RDC-FMI : un accord préliminaire sur la 3e revue du programme économique et la 2e revue du volet climatique

La mission de FMI à Kinshasa, reçu par le ministre de finances, Doudou Fwamba
La mission de FMI à Kinshasa, reçu par le ministre de finances, Doudou Fwamba
PAR Deskeco - 06 mai 2026 19:33, Dans Actualités

 

La mission du Fonds monétaire international (FMI), conduite par Calixte Ahokpossi, s’est achevée à Kinshasa le 6 mai 2026 après près de deux semaines d’échanges soutenus avec les autorités congolaises. Au centre des discussions : la troisième revue du programme économique appuyé par la Facilité élargie de crédit (FEC), couplée à la deuxième revue du programme climatique soutenu par la Facilité pour la résilience et la durabilité (FRD).
Durant son séjour, du 23 avril au 6 mai, la délégation du FMI a multiplié les séances de travail avec les principaux piliers de la gestion économique du pays : les ministères du Plan, des Finances et du Budget, la Banque centrale du Congo (BCC), ainsi que l’Inspection générale des finances (IGF). Ces échanges ont également impliqué des acteurs du secteur privé et des partenaires techniques, dans une logique d’évaluation globale des réformes engagées.
À l’issue de la mission, un accord préliminaire a été trouvé au niveau des services du FMI sur cette troisième revue, ouvrant la voie à un examen par le Conseil d’administration prévu en juin 2026. Cette étape conditionne un nouveau décaissement en faveur du Trésor public, dans le cadre d’un programme triennal conclu en janvier 2025.
« La mission du FMI et les Autorités de la RDC sont parvenues à un accord préliminaire au niveau des services sur la troisième revue du programme économique et financier triennal de la RDC soutenu par le FMI au titre de la FEC ainsi que sur la deuxième revue du programme triennal axé sur lutte contre le changement climatique de la RDC soutenu par le FMI au titre de la FRD, sous réserve d’approbation par la Direction générale et le Conseil d’administration du FMI », a-t-on lu dans la déclaration finale parvenue à Deskeco.

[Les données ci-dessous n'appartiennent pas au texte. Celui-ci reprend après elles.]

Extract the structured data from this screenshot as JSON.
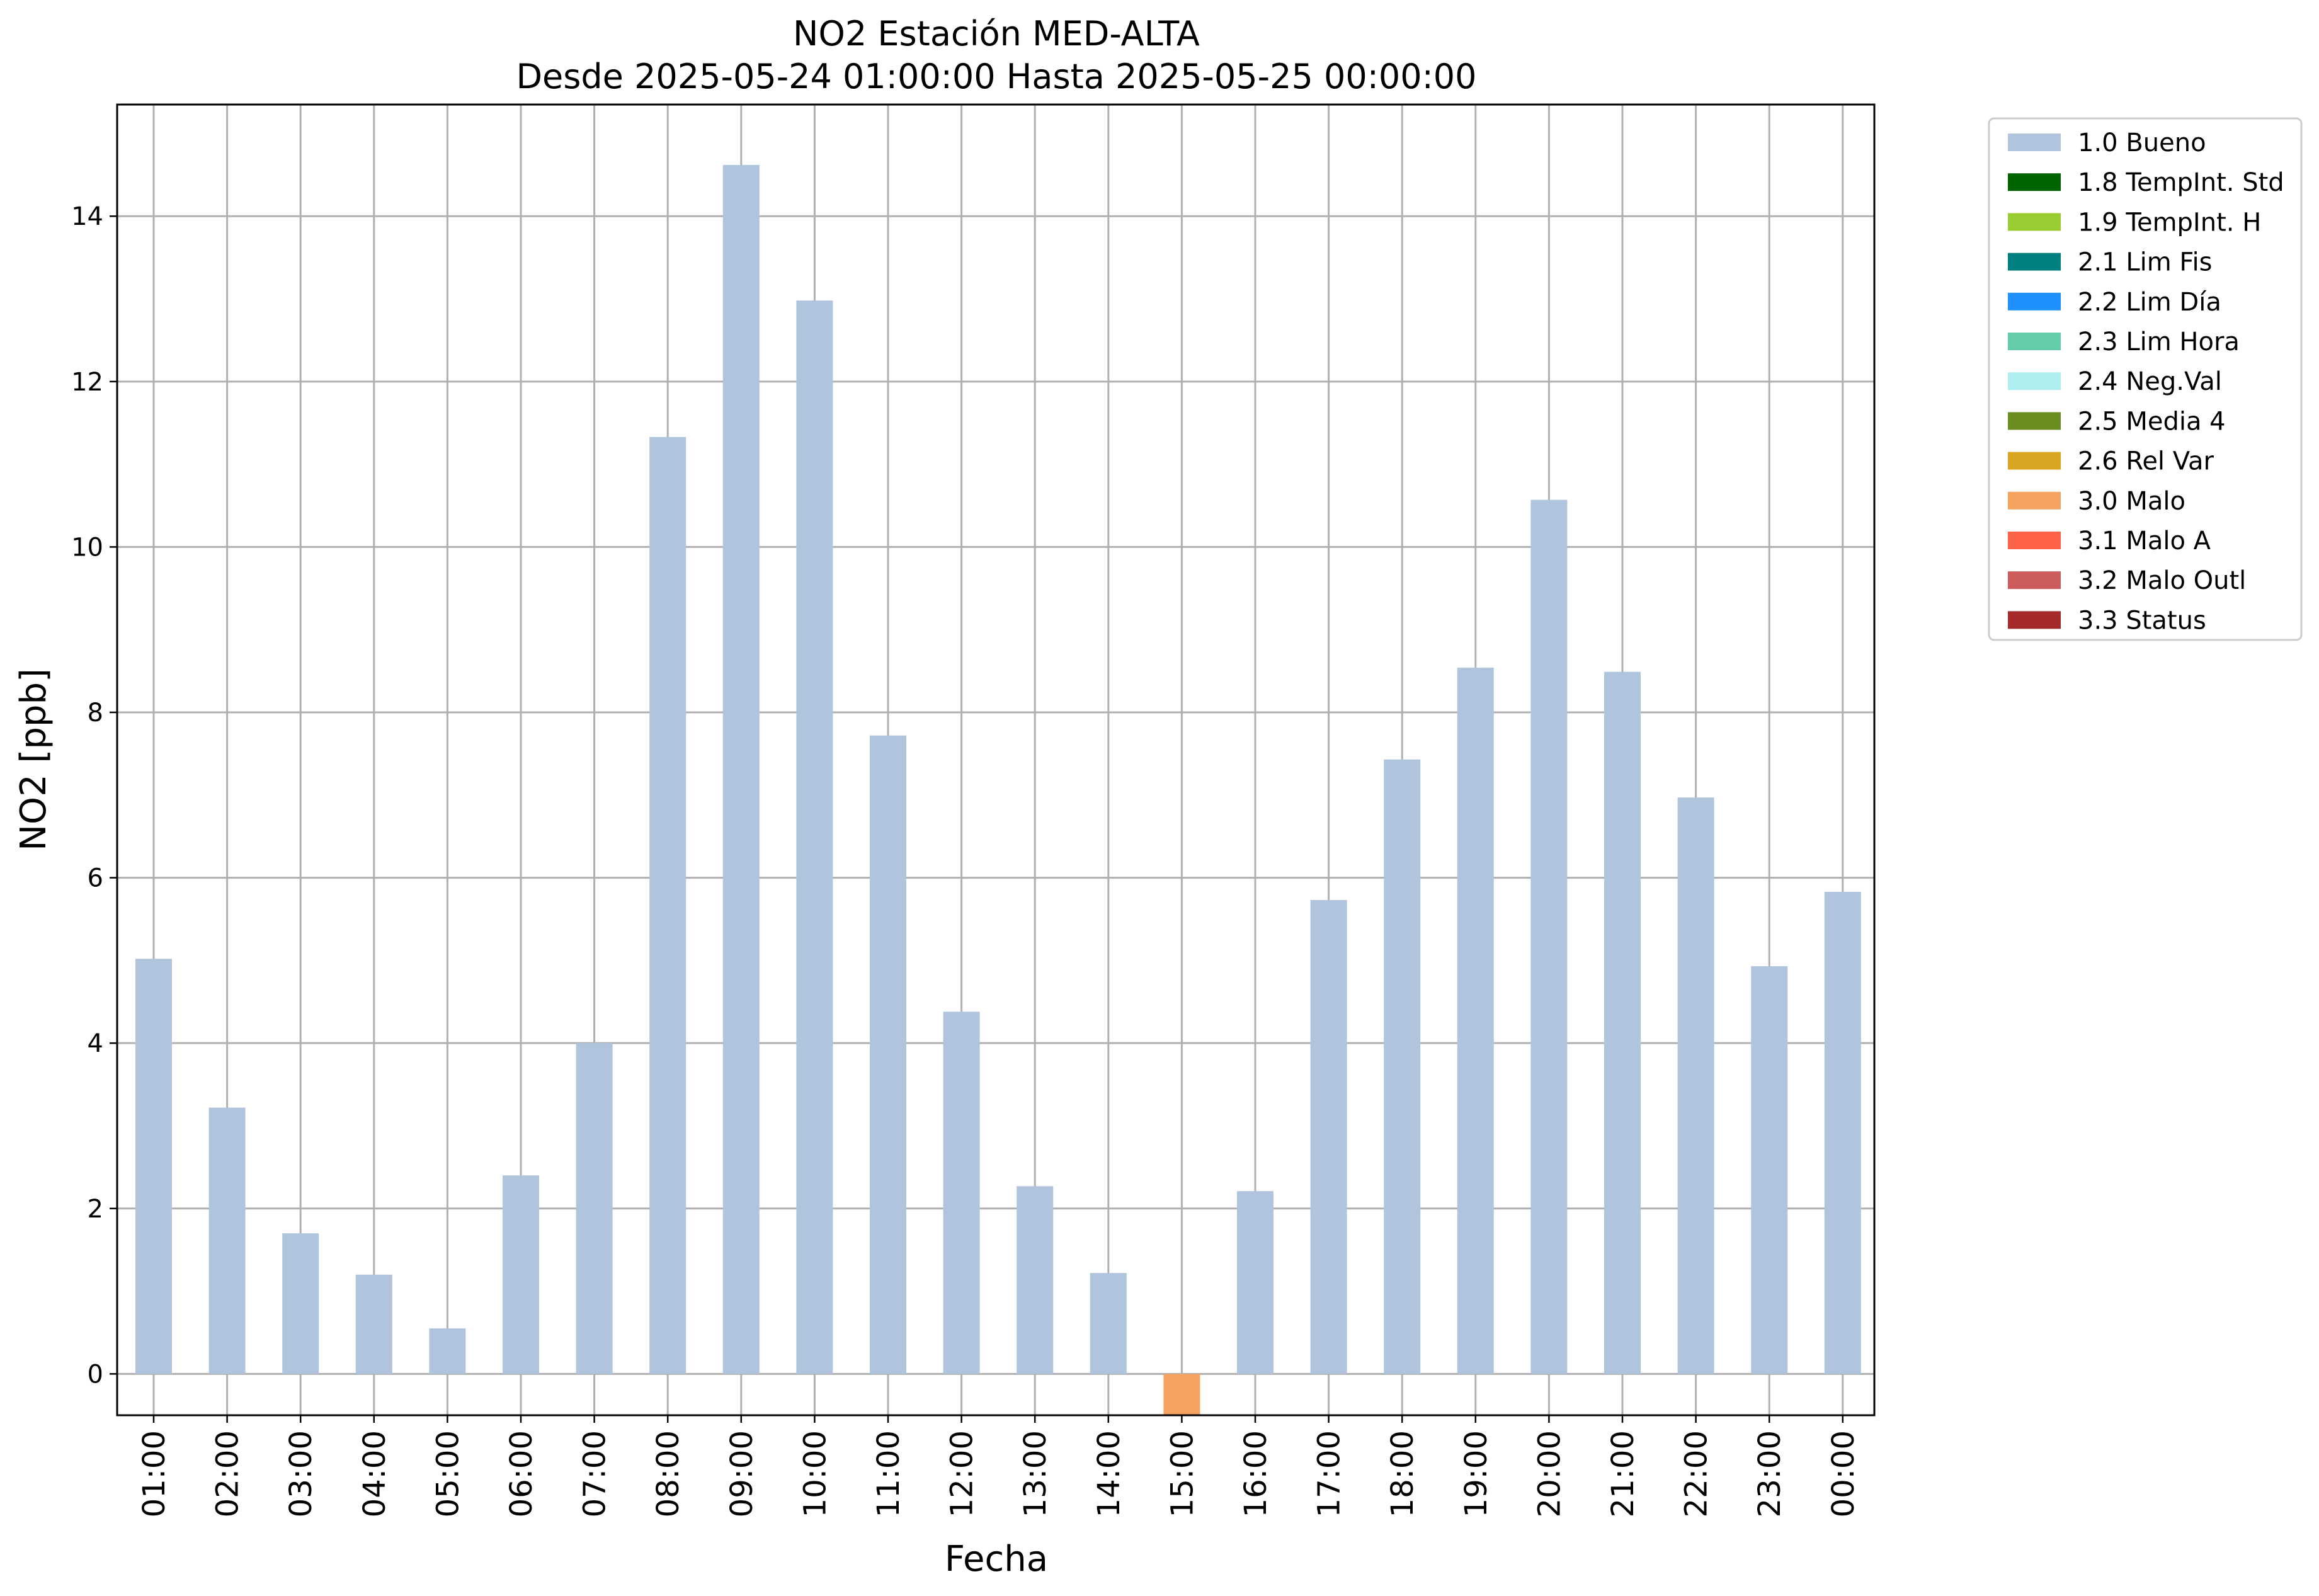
{
  "chart_data": {
    "type": "bar",
    "title": "NO2 Estación MED-ALTA",
    "subtitle": "Desde 2025-05-24 01:00:00 Hasta 2025-05-25 00:00:00",
    "xlabel": "Fecha",
    "ylabel": "NO2 [ppb]",
    "ylim": [
      -0.5,
      15.35
    ],
    "yticks": [
      0,
      2,
      4,
      6,
      8,
      10,
      12,
      14
    ],
    "grid": true,
    "legend_position": "outside-top-right",
    "categories": [
      "01:00",
      "02:00",
      "03:00",
      "04:00",
      "05:00",
      "06:00",
      "07:00",
      "08:00",
      "09:00",
      "10:00",
      "11:00",
      "12:00",
      "13:00",
      "14:00",
      "15:00",
      "16:00",
      "17:00",
      "18:00",
      "19:00",
      "20:00",
      "21:00",
      "22:00",
      "23:00",
      "00:00"
    ],
    "values": [
      5.02,
      3.22,
      1.7,
      1.2,
      0.55,
      2.4,
      4.0,
      11.33,
      14.62,
      12.98,
      7.72,
      4.38,
      2.27,
      1.22,
      -0.5,
      2.21,
      5.73,
      7.43,
      8.54,
      10.57,
      8.49,
      6.97,
      4.93,
      5.83
    ],
    "flags": [
      "1.0 Bueno",
      "1.0 Bueno",
      "1.0 Bueno",
      "1.0 Bueno",
      "1.0 Bueno",
      "1.0 Bueno",
      "1.0 Bueno",
      "1.0 Bueno",
      "1.0 Bueno",
      "1.0 Bueno",
      "1.0 Bueno",
      "1.0 Bueno",
      "1.0 Bueno",
      "1.0 Bueno",
      "3.0 Malo",
      "1.0 Bueno",
      "1.0 Bueno",
      "1.0 Bueno",
      "1.0 Bueno",
      "1.0 Bueno",
      "1.0 Bueno",
      "1.0 Bueno",
      "1.0 Bueno",
      "1.0 Bueno"
    ],
    "legend": [
      {
        "label": "1.0 Bueno",
        "color": "#b0c4de"
      },
      {
        "label": "1.8 TempInt. Std",
        "color": "#006400"
      },
      {
        "label": "1.9 TempInt. H",
        "color": "#9acd32"
      },
      {
        "label": "2.1 Lim Fis",
        "color": "#008080"
      },
      {
        "label": "2.2 Lim Día",
        "color": "#1e90ff"
      },
      {
        "label": "2.3 Lim Hora",
        "color": "#66cdaa"
      },
      {
        "label": "2.4 Neg.Val",
        "color": "#afeeee"
      },
      {
        "label": "2.5 Media 4",
        "color": "#6b8e23"
      },
      {
        "label": "2.6 Rel Var",
        "color": "#daa520"
      },
      {
        "label": "3.0 Malo",
        "color": "#f4a460"
      },
      {
        "label": "3.1 Malo A",
        "color": "#ff6347"
      },
      {
        "label": "3.2 Malo Outl",
        "color": "#cd5c5c"
      },
      {
        "label": "3.3 Status",
        "color": "#a52a2a"
      }
    ]
  }
}
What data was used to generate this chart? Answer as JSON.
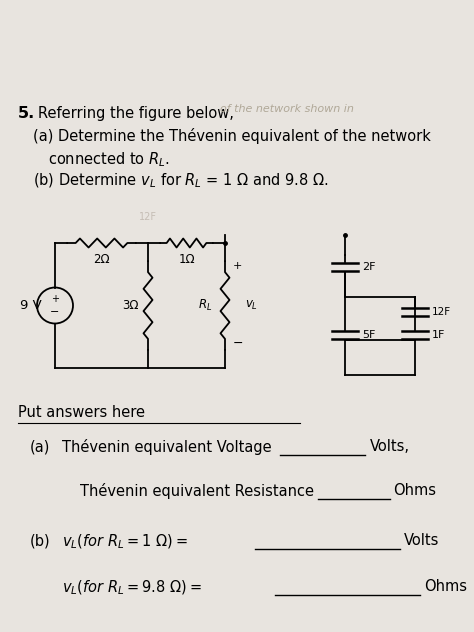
{
  "bg_color": "#e8e4df",
  "white_area_color": "#f0eeeb",
  "title_num": "5.",
  "problem_line1": "Referring the figure below,",
  "problem_ghost": "of the network shown in",
  "problem_a1": "(a) Determine the Thévenin equivalent of the network",
  "problem_a2": "      connected to $R_L$.",
  "problem_b": "(b) Determine $v_L$ for $R_L$ = 1 Ω and 9.8 Ω.",
  "circuit": {
    "voltage_source": "9 V",
    "R1_label": "2Ω",
    "R2_label": "1Ω",
    "R3_label": "3Ω",
    "RL_label": "$R_L$",
    "vL_label": "$v_L$",
    "C1_label": "2F",
    "C2_label": "12F",
    "C3_label": "5F",
    "C4_label": "1F"
  },
  "answers_header": "Put answers here",
  "a_label": "(a)",
  "thevenin_voltage_text": "Thévenin equivalent Voltage",
  "thevenin_voltage_unit": "Volts,",
  "thevenin_resistance_text": "Thévenin equivalent Resistance",
  "thevenin_resistance_unit": "Ohms",
  "b_label": "(b)",
  "vl_1_text": "$v_L(for\\ R_L=1\\ \\Omega)=$",
  "vl_1_unit": "Volts",
  "vl_98_text": "$v_L(for\\ R_L=9.8\\ \\Omega)=$",
  "vl_98_unit": "Ohms"
}
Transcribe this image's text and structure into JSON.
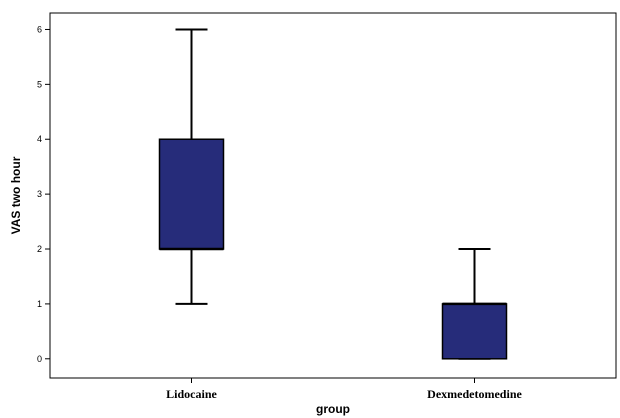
{
  "chart_data": {
    "type": "boxplot",
    "xlabel": "group",
    "ylabel": "VAS two hour",
    "ylim": [
      -0.35,
      6.3
    ],
    "yticks": [
      0,
      1,
      2,
      3,
      4,
      5,
      6
    ],
    "box_color": "#262c7a",
    "grid": false,
    "categories": [
      "Lidocaine",
      "Dexmedetomedine"
    ],
    "boxes": [
      {
        "category": "Lidocaine",
        "min": 1,
        "q1": 2,
        "median": 2,
        "q3": 4,
        "max": 6
      },
      {
        "category": "Dexmedetomedine",
        "min": 0,
        "q1": 0,
        "median": 1,
        "q3": 1,
        "max": 2
      }
    ]
  }
}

Le programme soutenu par la FEC, d’un montant global d’environ 1,5 milliard USD, avait été approuvé en janvier 2025. La première revue, validée en juillet 2025, avait permis un décaissement de près de 262 millions USD. Les autorités avaient enregistré des avancées sur la mobilisation des recettes, avec une amélioration des performances de la DGI et de la DGDA, ainsi qu’un début de rationalisation des dépenses publiques.
La deuxième revue, conclue en décembre 2025, avait donné lieu à un nouveau décaissement estimé à 260 millions USD. Elle intervenait dans un contexte marqué par des pressions sécuritaires dans l’Est, et des tensions sur les finances publiques. Malgré cela, le FMI avait jugé les résultats globalement satisfaisants, notamment grâce aux efforts du maintien de la discipline budgétaire et à une relative stabilité du taux de change, soutenue par les interventions de la BCC.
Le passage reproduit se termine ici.